Le gouvernement fédéral a échoué à expliquer la politique aux Canadiens, écrit Christopher Ragan, directeur de l’École Max Bell en politiques publiques de l’Université McGill, dans le Globe and Mail, jeudi matin. Il a été président de la Commission canadienne sur l’écofiscalité.

Pourtant, 8 ménages sur 10 soumis à la tarification fédérale sur le carbone vont recevoir plus d’argent sous forme de compensation que ce qu’ils vont payer en taxe carbone. Et c’est 90 % des recettes provenant de la tarification qui sont rendues aux ménages.

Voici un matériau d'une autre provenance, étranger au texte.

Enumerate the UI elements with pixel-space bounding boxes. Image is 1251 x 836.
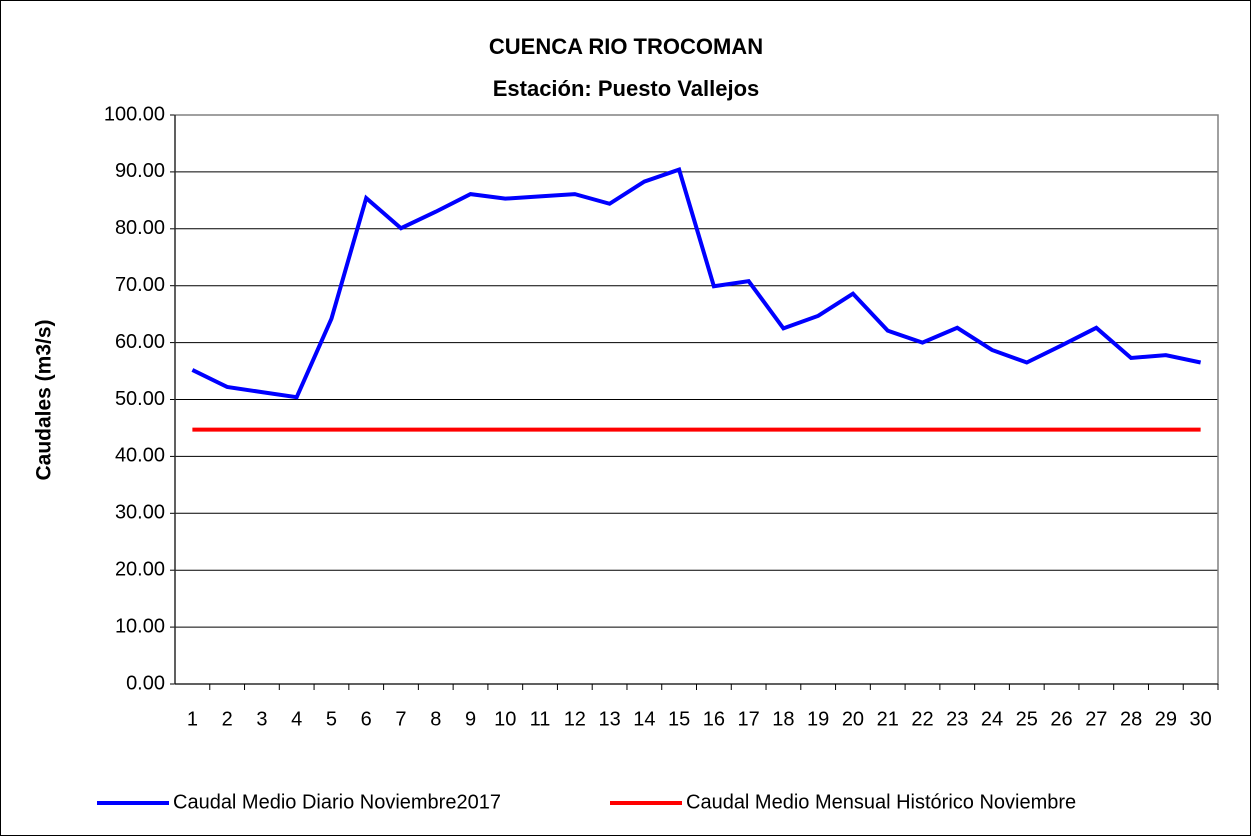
x-tick-label: 1: [187, 708, 198, 730]
x-tick-label: 20: [842, 708, 864, 730]
chart-subtitle: Estación: Puesto Vallejos: [493, 76, 760, 101]
x-tick-label: 22: [911, 708, 933, 730]
x-tick-label: 7: [395, 708, 406, 730]
y-axis-label: Caudales (m3/s): [33, 319, 56, 480]
x-tick-label: 12: [564, 708, 586, 730]
x-tick-label: 6: [361, 708, 372, 730]
y-tick-label: 100.00: [104, 103, 165, 125]
x-tick-label: 26: [1050, 708, 1072, 730]
x-tick-label: 17: [738, 708, 760, 730]
x-tick-label: 3: [256, 708, 267, 730]
x-tick-label: 9: [465, 708, 476, 730]
y-tick-label: 70.00: [115, 274, 165, 296]
y-tick-label: 10.00: [115, 615, 165, 637]
x-tick-label: 21: [877, 708, 899, 730]
x-tick-label: 14: [633, 708, 655, 730]
x-tick-label: 19: [807, 708, 829, 730]
series-line: [191, 167, 1202, 400]
x-tick-label: 2: [222, 708, 233, 730]
y-tick-label: 90.00: [115, 160, 165, 182]
x-tick-label: 13: [598, 708, 620, 730]
x-tick-label: 25: [1016, 708, 1038, 730]
y-tick-label: 50.00: [115, 388, 165, 410]
y-tick-label: 30.00: [115, 502, 165, 524]
legend-label: Caudal Medio Diario Noviembre2017: [173, 791, 501, 813]
x-tick-label: 30: [1189, 708, 1211, 730]
x-tick-label: 28: [1120, 708, 1142, 730]
y-tick-label: 60.00: [115, 331, 165, 353]
y-tick-label: 0.00: [126, 672, 165, 694]
x-tick-label: 11: [530, 708, 551, 730]
x-tick-label: 10: [494, 708, 516, 730]
x-tick-label: 8: [430, 708, 441, 730]
chart-title: CUENCA RIO TROCOMAN: [489, 34, 763, 59]
x-tick-label: 15: [668, 708, 690, 730]
x-tick-label: 29: [1155, 708, 1177, 730]
x-tick-label: 4: [291, 708, 302, 730]
y-tick-label: 20.00: [115, 558, 165, 580]
legend-label: Caudal Medio Mensual Histórico Noviembre: [686, 791, 1076, 813]
y-tick-label: 80.00: [115, 217, 165, 239]
x-tick-label: 23: [946, 708, 968, 730]
y-tick-label: 40.00: [115, 445, 165, 467]
x-tick-label: 18: [772, 708, 794, 730]
x-tick-label: 5: [326, 708, 337, 730]
x-tick-label: 24: [981, 708, 1003, 730]
x-tick-label: 16: [703, 708, 725, 730]
x-tick-label: 27: [1085, 708, 1107, 730]
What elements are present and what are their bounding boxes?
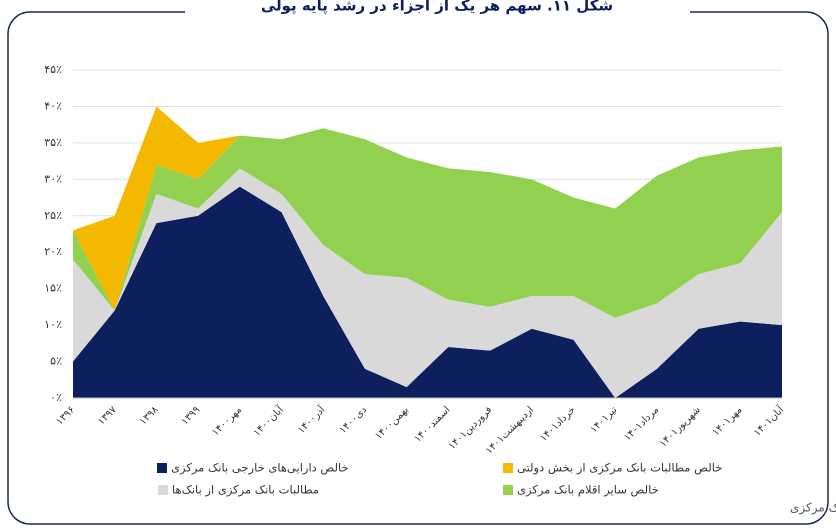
x-tick-label: اسفند۱۴۰۰ xyxy=(412,404,452,444)
legend-label: خالص سایر اقلام بانک مرکزی xyxy=(517,483,659,498)
x-tick-label: ۱۳۹۹ xyxy=(179,404,202,427)
legend-swatch xyxy=(158,485,168,495)
x-tick-label: ۱۳۹۷ xyxy=(96,404,119,427)
area xyxy=(73,128,782,318)
y-tick-label: ۱۰٪ xyxy=(44,318,62,331)
legend-swatch xyxy=(503,463,513,473)
x-tick-label: مهر۱۴۰۱ xyxy=(711,404,745,438)
legend-label: مطالبات بانک مرکزی از بانک‌ها xyxy=(172,483,319,498)
legend-label: خالص مطالبات بانک مرکزی از بخش دولتی xyxy=(517,461,722,476)
title-backdrop xyxy=(185,0,690,24)
x-tick-label: شهریور۱۴۰۱ xyxy=(658,404,703,449)
legend-swatch xyxy=(157,463,167,473)
x-tick-label: ۱۳۹۶ xyxy=(54,404,77,427)
y-tick-label: ۳۰٪ xyxy=(44,172,62,185)
x-tick-label: بهمن۱۴۰۰ xyxy=(373,404,411,442)
chart-title: شکل ۱۱. سهم هر یک از اجزاء در رشد پایه پ… xyxy=(261,0,613,16)
area xyxy=(73,168,782,398)
y-tick-label: ۴۵٪ xyxy=(44,63,62,76)
y-tick-label: ۲۰٪ xyxy=(44,245,62,258)
x-tick-label: مرداد۱۴۰۱ xyxy=(622,404,661,443)
x-tick-label: دی۱۴۰۰ xyxy=(338,404,370,436)
y-tick-label: ۰٪ xyxy=(50,391,62,404)
x-tick-label: مهر۱۴۰۰ xyxy=(210,404,244,438)
source: منبع: بانک مرکزی xyxy=(790,501,836,516)
y-tick-label: ۳۵٪ xyxy=(44,136,62,149)
x-tick-label: ۱۳۹۸ xyxy=(138,404,161,427)
y-tick-label: ۲۵٪ xyxy=(44,209,62,222)
x-tick-label: آبان۱۴۰۰ xyxy=(250,402,287,439)
y-tick-label: ۱۵٪ xyxy=(44,282,62,295)
x-tick-label: آبان۱۴۰۱ xyxy=(751,402,788,439)
legend-label: خالص دارایی‌های خارجی بانک مرکزی xyxy=(171,461,349,476)
x-tick-label: خرداد۱۴۰۱ xyxy=(538,404,578,444)
legend-swatch xyxy=(503,485,513,495)
y-tick-label: ۴۰٪ xyxy=(44,99,62,112)
x-tick-label: آذر۱۴۰۰ xyxy=(295,402,329,436)
x-tick-label: تیر۱۴۰۱ xyxy=(588,404,619,435)
area xyxy=(73,186,782,398)
y-tick-label: ۵٪ xyxy=(50,355,62,368)
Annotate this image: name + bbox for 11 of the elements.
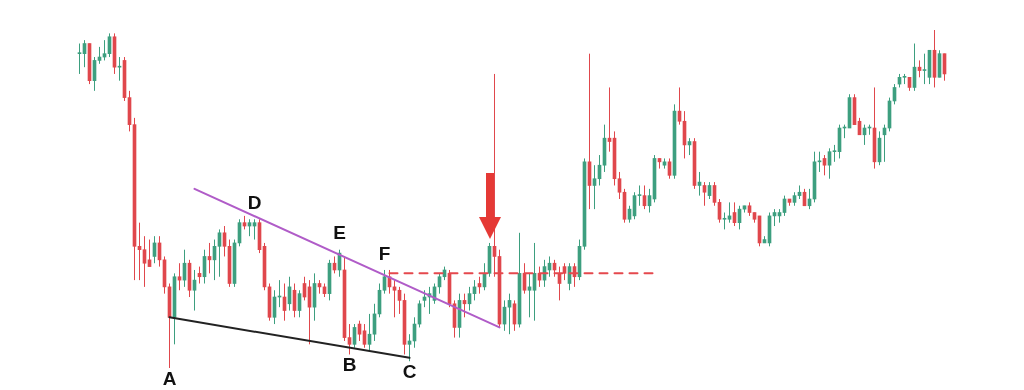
annotation: F xyxy=(378,242,391,264)
annotation: E xyxy=(333,222,346,244)
candlestick xyxy=(117,56,122,82)
annotation: A xyxy=(162,367,177,389)
candlestick xyxy=(637,184,642,207)
candlestick xyxy=(817,151,822,173)
candlestick xyxy=(922,53,927,85)
annotation: B xyxy=(342,354,357,376)
annotation: C xyxy=(402,360,417,382)
annotation: D xyxy=(247,192,262,214)
candlestick xyxy=(77,43,82,75)
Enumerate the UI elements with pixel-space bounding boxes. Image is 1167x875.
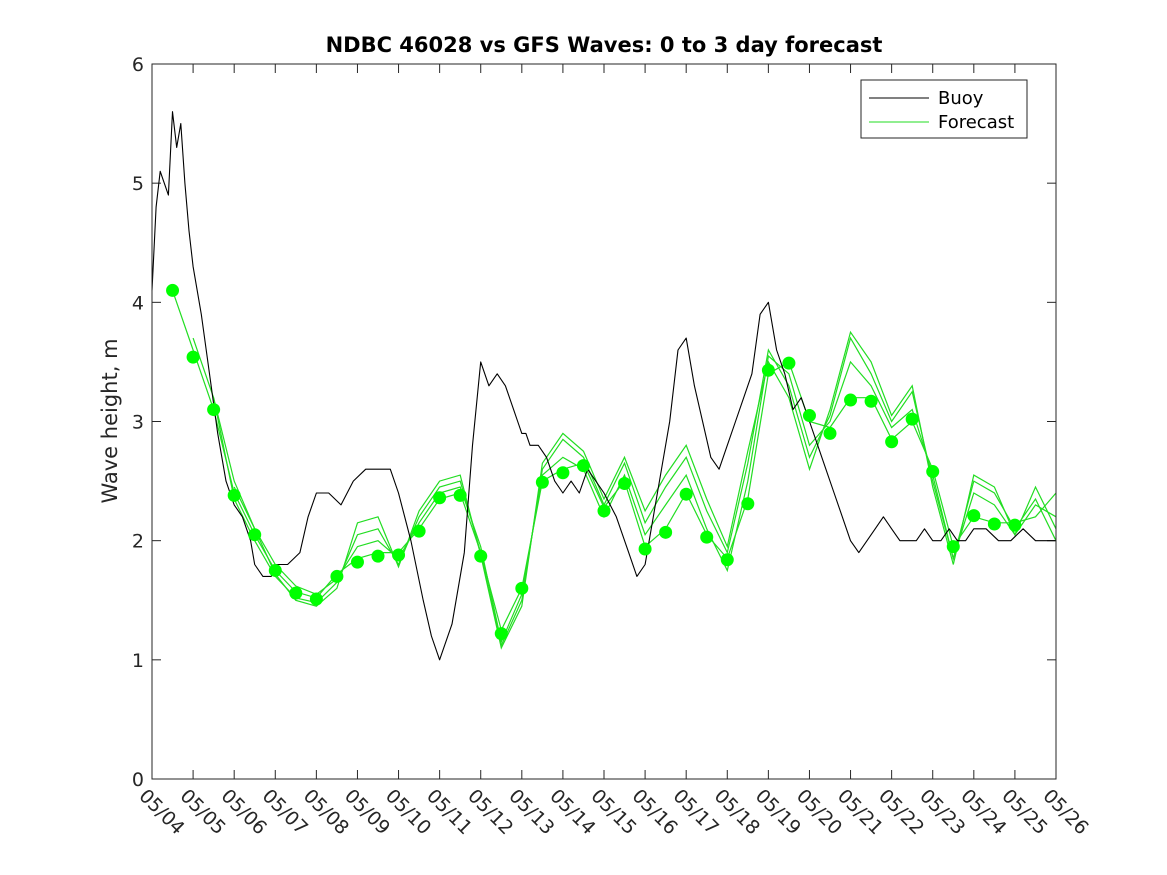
x-tick-label: 05/10 [381,785,435,839]
forecast-point [371,549,385,563]
forecast-point [905,412,919,426]
x-tick-label: 05/05 [176,785,230,839]
forecast-point [761,363,775,377]
forecast-point [535,475,549,489]
x-tick-label: 05/08 [299,785,353,839]
x-tick-label: 05/04 [134,785,188,839]
forecast-point [268,563,282,577]
x-tick-label: 05/15 [586,785,640,839]
x-tick-label: 05/21 [833,785,887,839]
legend-forecast-label: Forecast [938,112,1014,133]
forecast-point [720,553,734,567]
forecast-point [515,581,529,595]
forecast-point [864,394,878,408]
forecast-point [556,466,570,480]
forecast-point [679,487,693,501]
forecast-point [289,586,303,600]
y-tick-label: 1 [132,650,144,672]
x-tick-label: 05/07 [258,785,312,839]
forecast-point [330,569,344,583]
forecast-point [392,548,406,562]
x-tick-label: 05/20 [792,785,846,839]
forecast-point [618,476,632,490]
forecast-point [597,504,611,518]
forecast-point [248,528,262,542]
forecast-point [576,459,590,473]
legend-box [860,79,1028,139]
forecast-point [186,350,200,364]
y-tick-label: 2 [132,531,144,553]
forecast-point [987,517,1001,531]
x-tick-label: 05/12 [463,785,517,839]
y-tick-label: 3 [132,412,144,434]
x-tick-label: 05/18 [710,785,764,839]
forecast-point [1008,518,1022,532]
forecast-point [453,488,467,502]
forecast-point [967,509,981,523]
x-tick-label: 05/26 [1038,785,1092,839]
x-tick-label: 05/13 [504,785,558,839]
forecast-point [782,356,796,370]
x-tick-label: 05/24 [956,785,1010,839]
forecast-point [700,530,714,544]
x-tick-label: 05/25 [997,785,1051,839]
buoy-series [151,111,1056,661]
forecast-point [844,393,858,407]
forecast-run-line [233,330,1057,650]
forecast-point [309,592,323,606]
forecast-point [494,627,508,641]
chart-title: NDBC 46028 vs GFS Waves: 0 to 3 day fore… [326,33,883,57]
x-tick-labels: 05/0405/0505/0605/0705/0805/0905/1005/11… [134,785,1092,839]
x-tick-label: 05/16 [628,785,682,839]
buoy-line [151,111,1056,661]
x-tick-label: 05/09 [340,785,394,839]
legend: Buoy Forecast [860,79,1028,139]
forecast-point [166,283,180,297]
x-tick-label: 05/23 [915,785,969,839]
x-tick-label: 05/14 [545,785,599,839]
plot-frame [151,63,1057,780]
forecast-point [638,542,652,556]
forecast-point [802,409,816,423]
forecast-point [227,488,241,502]
x-tick-label: 05/19 [751,785,805,839]
y-tick-label: 0 [132,769,144,791]
forecast-point [350,555,364,569]
x-tick-label: 05/17 [669,785,723,839]
forecast-point [946,540,960,554]
forecast-point [412,524,426,538]
forecast-point [741,497,755,511]
x-tick-label: 05/06 [217,785,271,839]
x-tick-label: 05/22 [874,785,928,839]
forecast-point [433,491,447,505]
forecast-point [823,426,837,440]
forecast-point [207,403,221,417]
y-tick-labels: 0 1 2 3 4 5 6 [132,54,144,791]
legend-buoy-label: Buoy [938,88,984,109]
forecast-point [474,549,488,563]
y-tick-label: 5 [132,173,144,195]
y-tick-label: 6 [132,54,144,76]
x-tick-label: 05/11 [422,785,476,839]
plot-area [152,64,1056,779]
forecast-point [885,435,899,449]
forecast-point [926,465,940,479]
y-axis-label: Wave height, m [98,338,122,503]
forecast-point [659,525,673,539]
y-tick-label: 4 [132,292,144,314]
forecast-run-line [213,336,1057,648]
forecast-points [166,283,1022,641]
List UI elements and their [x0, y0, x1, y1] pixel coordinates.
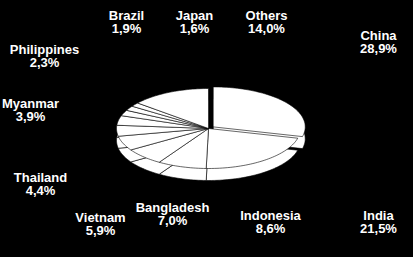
svg-text:Myanmar3,9%: Myanmar3,9%: [2, 96, 59, 124]
svg-text:Vietnam5,9%: Vietnam5,9%: [75, 210, 125, 238]
svg-text:Brazil1,9%: Brazil1,9%: [109, 8, 144, 36]
svg-text:Bangladesh7,0%: Bangladesh7,0%: [136, 200, 210, 228]
svg-text:Indonesia8,6%: Indonesia8,6%: [240, 208, 301, 236]
svg-text:Others14,0%: Others14,0%: [246, 8, 288, 36]
svg-text:India21,5%: India21,5%: [360, 208, 397, 236]
svg-text:Japan1,6%: Japan1,6%: [176, 8, 214, 36]
svg-text:Philippines2,3%: Philippines2,3%: [10, 42, 79, 70]
svg-text:Thailand4,4%: Thailand4,4%: [14, 170, 68, 198]
svg-text:China28,9%: China28,9%: [360, 28, 397, 56]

Le directeur parlementaire du budget à Ottawa a publié plusieurs analyses sur le sujet. Dans une étude diffusée en 2022, il écrivait que la plupart des ménages réaliseront un gain net, car ils recevront davantage en remboursements de la tarification fédérale du carbone dans le cadre du plan climatique du gouvernement que le montant total qu’ils paient en redevances fédérales sur les combustibles (directement et indirectement).

Ce que le gouvernement Trudeau nomme maintenant « la remise canadienne sur le carbone » est versé aux citoyens de l’Alberta, du Manitoba, de l’Ontario, de la Saskatchewan, du Nouveau-Brunswick et de la Nouvelle-Écosse sous forme de dépôt direct ou par chèque, tous les trois mois. Une famille de quatre personnes peut recevoir de 200 $ à 450 $ approximativement par trimestre.

Au Québec, les contribuables n’ont pas droit à cette remise alors que le gouvernement mise sur un marché du carbone. Les recettes sont entièrement versées dans le Fonds d’électrification et de changements climatiques et sont investies dans des projets visant la réduction des émissions de gaz à effet de serre, l’adaptation aux changements climatiques et l’électrification de l’économie.

Viser davantage les industries?

Le gouvernement Trudeau s’est tiré dans le pied en décidant d’alléger la taxation du carbone sur le mazout en octobre dernier. Cette décision, ayant pour but de soulager momentanément les utilisateurs de ce type de carburant, est un élément destructeur de la politique sur le carbone. Aujourd’hui, tous les secteurs et la majorité des provinces demandent un gel du prix du carbone ou une suspension de son application pour certains types d’énergie, comme le gaz naturel.

Selon une étude de l’Institut canadien sur le climat, le Canada doit se demander, dans le contexte actuel, si les politiques environnementales ne devraient pas se concentrer essentiellement sur les industries. Le prix sur le carbone dans le secteur industriel est le plus important contributeur à la réduction du carbone au pays, affirme Rick Smith, le président de l’organisme, dans une entrevue au Globe and Mail.

Selon cette étude, de 2025 à 2030, la tarification sur le carbone dans le secteur industriel sera responsable de 20 à 48 % des réductions d’émissions alors que la tarification qui vise les consommateurs va représenter de 8 à 14 % des réductions.

Avec le coût de la vie qui est élevé et un gouvernement qui est usé après huit années au pouvoir, le chef conservateur Pierre Poilievre a beau jeu de tirer profit de la taxe carbone sur le plan politique. Il entend les critiques des Canadiens à l’endroit de cette taxe et il leur donne une réponse qui peut sembler séduisante.

Mais que propose M. Poilievre en retour pour les prochaines générations qui devront vivre avec les conséquences du réchauffement climatique, dont les effets sont exponentiels? A-t-il une proposition réaliste et efficace pour remplacer la tarification du carbone et assurer un cadre prévisible et stable pour les entreprises?